18 bis ⸱ Le premier rêve du monde
A. SIBRAN
Anne Sibran – GALLIMARD
Cézanne, un autre regard
Dans ce roman sur le regard et la vue, Cézanne, déjà vieillisant, consulte un ophtalmologiste qui cherche à rendre la vue aux aveugles de naissance. De cette rencontre déterminante entre celui qui perd la vue et celui qui la donne naît un magnifique dialogue sur le beau, la lumière. Un livre pictural autant que poétique.
Ce roman n’est pas ininterressant même si la qualité de l’écriture est irrégulière. Mais j’ai beaucoup de mal à aimer ces biographies tellement romancées qu’on “apprend” des choses complètement fausses sur un personnage historique. Pourquoi appeler le peintre de ce roman Paul Cezanne? Parce que l’écrivaine l’aime? Parce qu’elle le décrit comme animiste (voir le site de l’auteur) et qu’elle peut l’intégrer à l’histoire d’une chamane indienne qu’elle a envie de raconter? Les rencontres autour de Cezanne semblent complètement inventées et sans aucun fondement. Madame Sibran aurait tout aussi bien pu appeler son peintre Paul Durand.

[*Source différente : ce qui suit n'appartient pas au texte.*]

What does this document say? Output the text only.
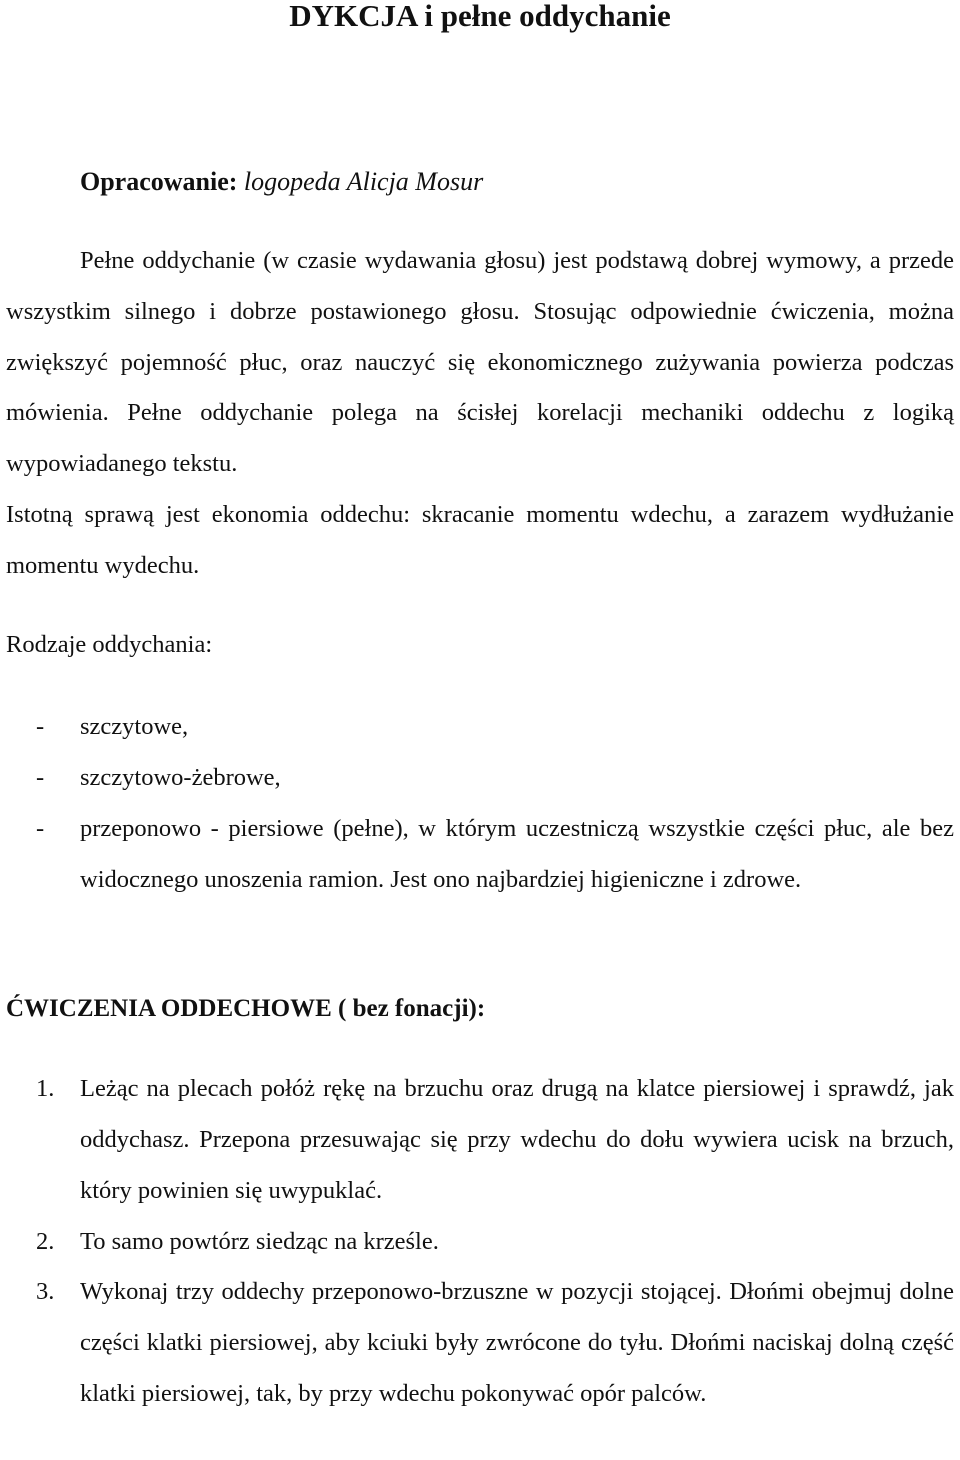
DYKCJA i pełne oddychanie
Opracowanie: logopeda Alicja Mosur

Pełne oddychanie (w czasie wydawania głosu) jest podstawą dobrej wymowy, a przede wszystkim silnego i dobrze postawionego głosu. Stosując odpowiednie ćwiczenia, można zwiększyć pojemność płuc, oraz nauczyć się ekonomicznego zużywania powierza podczas mówienia. Pełne oddychanie polega na ścisłej korelacji mechaniki oddechu z logiką wypowiadanego tekstu.

Istotną sprawą jest ekonomia oddechu: skracanie momentu wdechu, a zarazem wydłużanie momentu wydechu.

Rodzaje oddychania:
- szczytowe,
- szczytowo-żebrowe,
- przeponowo - piersiowe (pełne), w którym uczestniczą wszystkie części płuc, ale bez widocznego unoszenia ramion. Jest ono najbardziej higieniczne i zdrowe.
ĆWICZENIA ODDECHOWE ( bez fonacji):
1. Leżąc na plecach połóż rękę na brzuchu oraz drugą na klatce piersiowej i sprawdź, jak oddychasz. Przepona przesuwając się przy wdechu do dołu wywiera ucisk na brzuch, który powinien się uwypuklać.
2. To samo powtórz siedząc na krześle.
3. Wykonaj trzy oddechy przeponowo-brzuszne w pozycji stojącej. Dłońmi obejmuj dolne części klatki piersiowej, aby kciuki były zwrócone do tyłu. Dłońmi naciskaj dolną część klatki piersiowej, tak, by przy wdechu pokonywać opór palców.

Assez d’accord avec Marie L., le personnage de Cézanne semble finalement anecdotique. Nous ne sommes pas du tout dans la biographie mais bel et bien dans le roman. Cela dit, la rencontre et les échanges entre l’artiste et le scientifique sont intéressants. Concernant le style, j’avoue avoir trouvé certains passages franchement longs et un peu trop “envolés” voire forcés.
un livre sur le Dr Racine aurait largement suffi, le prétexte de Cézanne comme “accroche”? et que de considérations lyriques se voulant poetiques!
J’ai trouvé le texte d’une poesie inouie . L’histoire de la medecine en ophtalmologie m’a bcp interessée.
j’ai vu la place de Cézanne dans un role ,de “”traducteur ” entre la fonction visuelle et la lecture que l’on fait de ce que l’on voit .! Cézanne est soulagé dans sa fonction visuelle par le traitement medical , et le medecin, avec Cézanne, apprend à regarder la nature , la peinture .Magnifique . j’ai noté 5
Ce livre nous renvoie à la fin du XIX ème siècle, lorsque de nombreux artistes, considérés aujourd’hui comme des génies, souffraient presque inévitablement de maux qui nous paraissent maintenant bien archaïques. Ainsi l’absinthe a détruit les neurones de Maupassant ou de Baudelaire, les troubles psychiques qu’on ne savait pas soigner ont probablement conduit Van Gogh au suicide, la faible lueur des chandelles a rendu aveugle Balzac sur la fin de sa vie. Cézanne, plus chanceux, aurait été, d’après ce roman, sauvé de la cécité due à l’éclat du soleil provençal par un ophtalmologue miraculeux, inventeur de l’opération de la cataracte. Le sujet est intéressant et bien traité. On partage les souffrances et les inquiétudes du peintre. Cependant, Mme Sibran a voulu trop bien faire et a péché par excès en abusant des personnages secondaires et même tertiaires. Emile Zola était un ami d’enfance de Cézanne, mais il n’avait vraiment rien à faire dans ces pages. Certes, il mourut d’asphyxie, mais il eut pendant toute sa vie bon pied et surtout bon oeil. Bref, j’aurais aimé retirer de ce récit une bonne centaine de pages pour qu’il devienne… la prunelle de mes yeux.